Research
Last updated: Feb 2026Machine learning is a rapidly evolving field. State-of-the-art methods often develop much more quickly than either their properties can be understood theoretically or their effects in practice adequately studied. My research focuses on addressing these concerns: first, I work on better understanding the theoretical foundations of machine learning, especially in understanding where and how existing algorithms fail to provide good results, and finding ways to mitigate those limitations. I also work on developing new algorithms to better address the constraints involved in specific applications. I explore these problems at the intersection of theory and practice, using tools from numerical linear algebra, convex optimization, and statistical learning theory. Below are a couple projects that I've been working on recently.
Harmful Overfitting in Sobolev Spaces

Conventional machine learning wisdom suggests that overfitting to training data tends to provide poor generalization. However, in many applications, we see that algorithms can both perfectly fit the training data and generalize well to unseen data. This phenomenon is known as benign overfitting. In this work, we consider minimum-norm optimizers of a noisy dataset in Sobolev spaces. Under reasonable assumptions, we prove that even approximately norm-minimizing functions which perfectly fit the training data cannot benignly overfit, that is, they must exhibit some constant, nonzero generalization error independent of the number of data points used. This a significant generalization of previous work, which either works in more restrictive Sobolev spaces or using more restrictive classes of functions (e.g., ReLU networks).
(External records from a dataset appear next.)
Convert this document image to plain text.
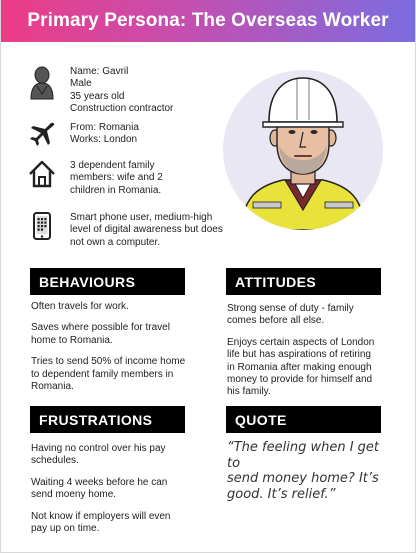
Primary Persona: The Overseas Worker
Name: Gavril
Male
35 years old
Construction contractor
From: Romania
Works: London
3 dependent family
members: wife and 2
children in Romania.
Smart phone user, medium-high
level of digital awareness but does
not own a computer.
BEHAVIOURS	ATTITUDES
FRUSTRATIONS	QUOTE

Often travels for work.

Saves where possible for travel
home to Romania.

Tries to send 50% of income home
to dependent family members in
Romania.

Strong sense of duty - family
comes before all else.

Enjoys certain aspects of London
life but has aspirations of retiring
in Romania after making enough
money to provide for himself and
his family.

Having no control over his pay
schedules.

Waiting 4 weeks before he can
send moeny home.

Not know if employers will even
pay up on time.

“The feeling when I get to
send money home? It’s
good. It’s relief.”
This work was submitted in 2026 and is awaiting revision. The preprint is available here.
Geometric Deep Learning

Graph deep learning has become a critical tool for understanding large, unstructured datasets. Recent work has introduced diffusion wavelet-based methods for graph learning with scalar-valued signals. In many graph problems, however, nodes have vector-valued signals (such as locations in 3D space), and predictions should be invariant to rotations of those signals. For example, predicting wind vectors at a given location should be independent of the orientation chosen for the Earth. In this paper, we develop vector diffusion wavelet graph neural networks (VDW-GNNs) to extend diffusion wavelets to vector-valued signals. We prove that the method is rotationally invariant, and demonstrate improved performance over existing methods on real-world datasets. This work was submitted in 2026 and is awaiting revision.
Kaczmarz Methods

In the summer of 2021 I was fortunate enough to participate in the UCLA Computational and Applied Mathematics REU in which I studied Kaczmarz methods with Dr. Jamie Haddock. Throughout my Ph.D. work, I have continued working on Kaczmarz methods for a variety of problem types and and applications, but especially for use in rank aggregation. We recently published a paper (found here) on applying Kaczmarz methods for pairwise comparison rank aggregation, with applications in recommender systems, information retrieval, sports, and sociology.